A team of volunteers will leave Ireland shortly to perform about 200 cleft lip and palate operations in Africa, as part of a 25-year-old mission to help some of the poorest children in the world.
Each one-hour surgery would change the lives of patients as young as six months old, said Dr Michael Early, one of two Irish plastic surgeons with Operation Smile Ireland who will perform the surgery in Morocco, Ethiopia and Kenya.
Cleft lips and palates are facial deformities which occur in about one in every 800 live births, according to Dr Early, chairman of Operation Smile Ireland. Experts are unsure about the cause, but a cleft palate makes it difficult to feed a child.
"In some of the poorer African countries we find that we are only repairing cleft lips, because the children who are born with cleft palates have died," said Dr Early, who is based at the Children's University Hospital in Temple Street. The parents of patients who are too young for surgery are given help with feeding techniques and specially shaped bottles.
The 23 volunteers with Operation Smile Ireland will work in Africa for up to two weeks, while international Operation Smile volunteers will work in 40 sites across 22 other countries. The global 25th anniversary operation is called the World Journey of Smiles.
The Irish leg of the mission will cost about €150,000, Dr Early said, and includes another surgeon - David Orr, from Crumlin children's hospital - paediatricians, anaesthetists, nurses, dentists and medical students. Dr Early said the work is performed in local hospitals and is far more personal than the treatment offered in modern facilities.

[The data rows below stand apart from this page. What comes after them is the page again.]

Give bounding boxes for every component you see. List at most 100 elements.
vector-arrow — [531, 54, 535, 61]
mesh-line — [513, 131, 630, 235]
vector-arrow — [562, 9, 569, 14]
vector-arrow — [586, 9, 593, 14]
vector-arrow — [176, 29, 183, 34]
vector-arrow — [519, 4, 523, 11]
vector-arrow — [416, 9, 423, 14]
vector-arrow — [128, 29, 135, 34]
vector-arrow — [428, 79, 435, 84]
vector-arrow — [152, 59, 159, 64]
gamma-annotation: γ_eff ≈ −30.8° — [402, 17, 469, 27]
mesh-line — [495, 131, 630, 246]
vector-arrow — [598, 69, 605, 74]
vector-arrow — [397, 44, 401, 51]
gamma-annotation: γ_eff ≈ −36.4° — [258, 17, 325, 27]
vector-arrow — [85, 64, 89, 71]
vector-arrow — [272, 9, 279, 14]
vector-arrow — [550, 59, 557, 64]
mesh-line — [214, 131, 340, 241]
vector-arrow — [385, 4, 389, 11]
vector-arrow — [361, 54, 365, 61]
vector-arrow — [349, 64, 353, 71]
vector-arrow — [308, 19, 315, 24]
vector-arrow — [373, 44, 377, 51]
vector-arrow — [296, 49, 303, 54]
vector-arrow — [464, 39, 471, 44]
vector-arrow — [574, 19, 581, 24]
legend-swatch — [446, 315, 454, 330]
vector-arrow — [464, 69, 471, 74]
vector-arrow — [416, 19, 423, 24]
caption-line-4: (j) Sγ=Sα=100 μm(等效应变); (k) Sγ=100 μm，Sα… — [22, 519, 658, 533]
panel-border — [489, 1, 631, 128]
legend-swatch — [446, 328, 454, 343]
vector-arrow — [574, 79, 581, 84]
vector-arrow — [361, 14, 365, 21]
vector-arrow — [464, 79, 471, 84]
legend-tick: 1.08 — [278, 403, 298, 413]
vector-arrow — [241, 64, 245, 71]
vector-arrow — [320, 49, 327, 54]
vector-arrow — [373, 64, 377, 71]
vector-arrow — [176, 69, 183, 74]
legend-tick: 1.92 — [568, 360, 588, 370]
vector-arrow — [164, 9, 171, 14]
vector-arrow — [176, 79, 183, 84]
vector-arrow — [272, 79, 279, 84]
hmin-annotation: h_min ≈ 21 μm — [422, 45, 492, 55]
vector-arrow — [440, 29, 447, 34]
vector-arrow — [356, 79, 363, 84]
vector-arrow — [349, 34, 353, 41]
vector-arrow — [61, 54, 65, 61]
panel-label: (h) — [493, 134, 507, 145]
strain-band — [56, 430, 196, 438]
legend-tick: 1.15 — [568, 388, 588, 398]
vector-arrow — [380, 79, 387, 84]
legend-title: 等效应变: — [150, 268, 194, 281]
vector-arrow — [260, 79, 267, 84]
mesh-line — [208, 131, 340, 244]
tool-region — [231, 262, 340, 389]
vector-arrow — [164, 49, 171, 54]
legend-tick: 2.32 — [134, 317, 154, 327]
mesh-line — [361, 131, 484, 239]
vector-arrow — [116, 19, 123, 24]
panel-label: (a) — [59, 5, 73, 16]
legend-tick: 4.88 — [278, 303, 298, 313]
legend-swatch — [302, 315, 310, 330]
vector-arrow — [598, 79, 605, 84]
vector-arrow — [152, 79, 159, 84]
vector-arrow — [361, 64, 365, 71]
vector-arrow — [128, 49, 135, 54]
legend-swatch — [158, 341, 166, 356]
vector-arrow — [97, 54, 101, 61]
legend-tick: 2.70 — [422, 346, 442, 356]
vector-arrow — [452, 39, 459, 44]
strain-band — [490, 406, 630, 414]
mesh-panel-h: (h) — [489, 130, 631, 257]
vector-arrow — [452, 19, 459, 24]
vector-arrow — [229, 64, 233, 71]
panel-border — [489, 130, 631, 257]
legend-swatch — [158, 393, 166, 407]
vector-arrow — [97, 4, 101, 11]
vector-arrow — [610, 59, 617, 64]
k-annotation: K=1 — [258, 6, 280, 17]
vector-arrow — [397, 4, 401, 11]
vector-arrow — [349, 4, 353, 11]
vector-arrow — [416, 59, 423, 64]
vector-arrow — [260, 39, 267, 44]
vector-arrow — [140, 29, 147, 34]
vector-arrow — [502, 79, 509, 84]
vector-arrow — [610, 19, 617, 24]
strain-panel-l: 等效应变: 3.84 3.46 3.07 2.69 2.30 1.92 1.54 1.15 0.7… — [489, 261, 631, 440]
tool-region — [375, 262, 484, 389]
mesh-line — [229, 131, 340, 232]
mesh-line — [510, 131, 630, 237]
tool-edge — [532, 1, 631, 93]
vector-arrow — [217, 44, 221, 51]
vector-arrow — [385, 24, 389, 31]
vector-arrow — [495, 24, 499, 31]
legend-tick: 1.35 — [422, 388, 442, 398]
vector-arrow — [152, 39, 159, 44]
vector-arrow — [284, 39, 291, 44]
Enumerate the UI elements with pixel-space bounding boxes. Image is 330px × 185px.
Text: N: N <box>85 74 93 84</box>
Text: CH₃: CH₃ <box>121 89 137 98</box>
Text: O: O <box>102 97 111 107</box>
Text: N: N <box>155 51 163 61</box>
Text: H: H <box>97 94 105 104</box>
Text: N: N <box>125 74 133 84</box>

"It is extraordinary walking into the operating theatre holding the child by the hand, or even carrying a baby in yourself. It is very, very personalised, and you are much more involved with the patient."
The patients and their families often can't comprehend why the doctors are doing the work, said Dr Early. "These are societies that are not used to the concept of volunteerism," he said. "They don't understand why you would be coming from the comfort of your own country and doing something for nothing."
It's extremely satisfying work, he said. "It reminded me of why I became a doctor in the first place," he said.